Giustizia, la solita Anm scrive all'Ue per attaccare il governo: "Grave situazione per i processi in materia di asilo"
"Il governo non ha stanziato i fondi necessari a reclutare 10mila unità di funzionari" come prevede il Pnrr e rischia così "di disperdere risorse e progettualità, di essere costretti ad abbandonare un ormai consolidato metodo di lavoro in team e di dissipare, in breve tempo i progressi raggiunti nell'attuazione del Pnrr". Così l'Anm scrive a Bruxelles e richiede una audizione alla Commissione Ue nel contesto dell'esecuzione del monitoraggio del Piano Nazionale di Ripresa e Resilienza (PNRR) . L'Anm, 'Associazione Nazionale dei Magistrati Italian, fornisce nella richiesta alla Commissione Europea dati che "rendono lampante il fatto che le Sezioni specializzate italiane, a cause delle inefficienze e del difetto di coordinamento da parte dell'Amministrazione e malgrado l'impegno dei giudici, non saranno nella condizione di dare attuazione, nei tempi auspicati dalla Commissione Europea, al Patto Europeo per l'Asilo e l'Immigrazione, quando, a partire dal 12 giugno 2026, entrerà in vigore la parte più rilevante dei nove Regolamenti e della Direttiva che lo compongono".

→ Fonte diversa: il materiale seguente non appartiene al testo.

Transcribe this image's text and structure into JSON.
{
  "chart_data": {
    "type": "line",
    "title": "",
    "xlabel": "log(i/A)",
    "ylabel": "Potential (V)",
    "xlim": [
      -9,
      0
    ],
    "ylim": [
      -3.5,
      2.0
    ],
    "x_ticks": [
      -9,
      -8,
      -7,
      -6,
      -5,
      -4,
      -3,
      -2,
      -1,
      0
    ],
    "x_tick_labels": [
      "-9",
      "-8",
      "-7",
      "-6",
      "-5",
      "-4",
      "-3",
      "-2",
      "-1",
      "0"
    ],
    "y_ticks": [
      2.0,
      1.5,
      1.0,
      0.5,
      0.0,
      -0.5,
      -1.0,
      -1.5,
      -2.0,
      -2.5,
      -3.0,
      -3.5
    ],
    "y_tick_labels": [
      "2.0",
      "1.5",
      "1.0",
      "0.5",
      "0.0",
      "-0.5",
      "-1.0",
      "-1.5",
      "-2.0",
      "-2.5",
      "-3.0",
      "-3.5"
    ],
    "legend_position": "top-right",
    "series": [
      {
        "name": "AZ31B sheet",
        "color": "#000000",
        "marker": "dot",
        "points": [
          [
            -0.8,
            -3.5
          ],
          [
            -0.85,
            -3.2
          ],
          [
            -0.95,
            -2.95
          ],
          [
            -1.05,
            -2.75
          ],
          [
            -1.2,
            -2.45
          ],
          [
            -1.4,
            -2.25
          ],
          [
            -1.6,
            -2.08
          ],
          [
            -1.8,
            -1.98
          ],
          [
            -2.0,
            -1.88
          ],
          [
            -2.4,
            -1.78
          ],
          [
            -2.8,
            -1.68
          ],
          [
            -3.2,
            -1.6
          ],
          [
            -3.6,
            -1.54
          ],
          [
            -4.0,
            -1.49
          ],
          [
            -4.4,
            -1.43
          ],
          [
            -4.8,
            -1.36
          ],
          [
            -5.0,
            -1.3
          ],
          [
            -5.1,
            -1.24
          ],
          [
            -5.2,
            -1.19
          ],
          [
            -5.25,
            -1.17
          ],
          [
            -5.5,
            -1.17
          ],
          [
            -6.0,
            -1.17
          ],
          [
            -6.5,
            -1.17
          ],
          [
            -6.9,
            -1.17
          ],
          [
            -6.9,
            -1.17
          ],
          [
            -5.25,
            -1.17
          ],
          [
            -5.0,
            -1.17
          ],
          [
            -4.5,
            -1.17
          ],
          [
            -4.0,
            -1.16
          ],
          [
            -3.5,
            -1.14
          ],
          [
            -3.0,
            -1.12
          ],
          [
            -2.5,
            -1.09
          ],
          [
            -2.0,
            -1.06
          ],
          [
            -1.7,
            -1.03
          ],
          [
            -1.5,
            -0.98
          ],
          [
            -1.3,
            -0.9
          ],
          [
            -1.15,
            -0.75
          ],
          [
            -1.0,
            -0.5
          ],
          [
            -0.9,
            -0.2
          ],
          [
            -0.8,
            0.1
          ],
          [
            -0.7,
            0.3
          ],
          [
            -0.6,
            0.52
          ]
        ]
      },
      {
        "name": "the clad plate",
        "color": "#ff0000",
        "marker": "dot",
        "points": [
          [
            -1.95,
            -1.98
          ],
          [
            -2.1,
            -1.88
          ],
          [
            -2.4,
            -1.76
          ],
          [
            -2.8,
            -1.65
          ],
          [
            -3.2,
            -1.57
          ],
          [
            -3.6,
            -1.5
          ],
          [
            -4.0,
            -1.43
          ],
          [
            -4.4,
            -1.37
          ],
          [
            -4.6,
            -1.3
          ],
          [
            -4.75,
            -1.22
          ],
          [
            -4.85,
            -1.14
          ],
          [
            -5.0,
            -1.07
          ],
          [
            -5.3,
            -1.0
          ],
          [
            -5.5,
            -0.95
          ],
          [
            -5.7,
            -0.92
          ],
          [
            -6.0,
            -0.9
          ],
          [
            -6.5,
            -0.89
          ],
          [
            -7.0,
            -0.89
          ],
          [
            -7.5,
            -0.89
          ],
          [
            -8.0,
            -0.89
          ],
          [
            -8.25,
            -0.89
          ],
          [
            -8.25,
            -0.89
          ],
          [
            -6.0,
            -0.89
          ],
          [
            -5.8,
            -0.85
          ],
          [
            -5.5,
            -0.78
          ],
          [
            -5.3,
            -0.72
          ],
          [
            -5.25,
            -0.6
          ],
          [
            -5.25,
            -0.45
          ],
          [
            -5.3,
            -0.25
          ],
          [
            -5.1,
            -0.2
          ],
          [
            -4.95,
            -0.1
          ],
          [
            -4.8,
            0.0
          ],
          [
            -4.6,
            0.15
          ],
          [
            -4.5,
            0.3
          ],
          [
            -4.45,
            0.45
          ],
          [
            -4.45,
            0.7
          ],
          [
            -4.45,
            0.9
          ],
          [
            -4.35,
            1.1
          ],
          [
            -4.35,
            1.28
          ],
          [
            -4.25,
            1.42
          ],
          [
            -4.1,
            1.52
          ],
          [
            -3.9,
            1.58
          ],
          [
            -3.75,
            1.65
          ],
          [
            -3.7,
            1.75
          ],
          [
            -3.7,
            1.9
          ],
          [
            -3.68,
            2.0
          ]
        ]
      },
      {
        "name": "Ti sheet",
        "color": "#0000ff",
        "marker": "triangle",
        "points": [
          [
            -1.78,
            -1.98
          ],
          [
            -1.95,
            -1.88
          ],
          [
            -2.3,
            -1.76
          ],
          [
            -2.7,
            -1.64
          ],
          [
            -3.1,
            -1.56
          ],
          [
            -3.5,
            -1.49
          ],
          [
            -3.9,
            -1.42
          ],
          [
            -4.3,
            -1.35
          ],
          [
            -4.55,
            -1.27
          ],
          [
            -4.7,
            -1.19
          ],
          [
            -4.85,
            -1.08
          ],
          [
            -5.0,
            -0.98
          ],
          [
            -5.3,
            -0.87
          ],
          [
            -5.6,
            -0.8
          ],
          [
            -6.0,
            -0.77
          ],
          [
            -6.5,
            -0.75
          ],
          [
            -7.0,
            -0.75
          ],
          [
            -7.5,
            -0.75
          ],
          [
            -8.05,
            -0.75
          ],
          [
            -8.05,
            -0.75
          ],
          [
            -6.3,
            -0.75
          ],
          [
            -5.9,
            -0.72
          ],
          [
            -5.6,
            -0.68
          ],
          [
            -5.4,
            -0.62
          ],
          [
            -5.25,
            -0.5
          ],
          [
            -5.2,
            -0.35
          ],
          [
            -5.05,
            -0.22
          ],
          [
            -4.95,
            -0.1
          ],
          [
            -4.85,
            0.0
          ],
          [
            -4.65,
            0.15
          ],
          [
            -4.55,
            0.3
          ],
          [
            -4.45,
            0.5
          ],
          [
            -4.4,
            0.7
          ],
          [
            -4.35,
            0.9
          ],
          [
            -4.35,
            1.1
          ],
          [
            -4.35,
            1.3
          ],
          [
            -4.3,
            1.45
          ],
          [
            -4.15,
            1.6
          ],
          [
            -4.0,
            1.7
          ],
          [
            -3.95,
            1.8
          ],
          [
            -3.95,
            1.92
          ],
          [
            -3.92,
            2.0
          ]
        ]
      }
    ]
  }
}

"La situazione è particolarmente grave, per quanto illustrato, nelle Sezioni specializzate per la protezione internazionale che sono chiamate ad attuare il sistema comune europeo dell'asilo e nelle quali un team di supporto al giudice è indispensabile per assicurare le funzioni minime del processo in materia di asilo.- aggiunge l'Anm- . Si tratta di una situazione allarmante, che l'Associazione Nazionale Magistrati chiede di poter illustrare in un'audizione davanti alla Commissione Europea".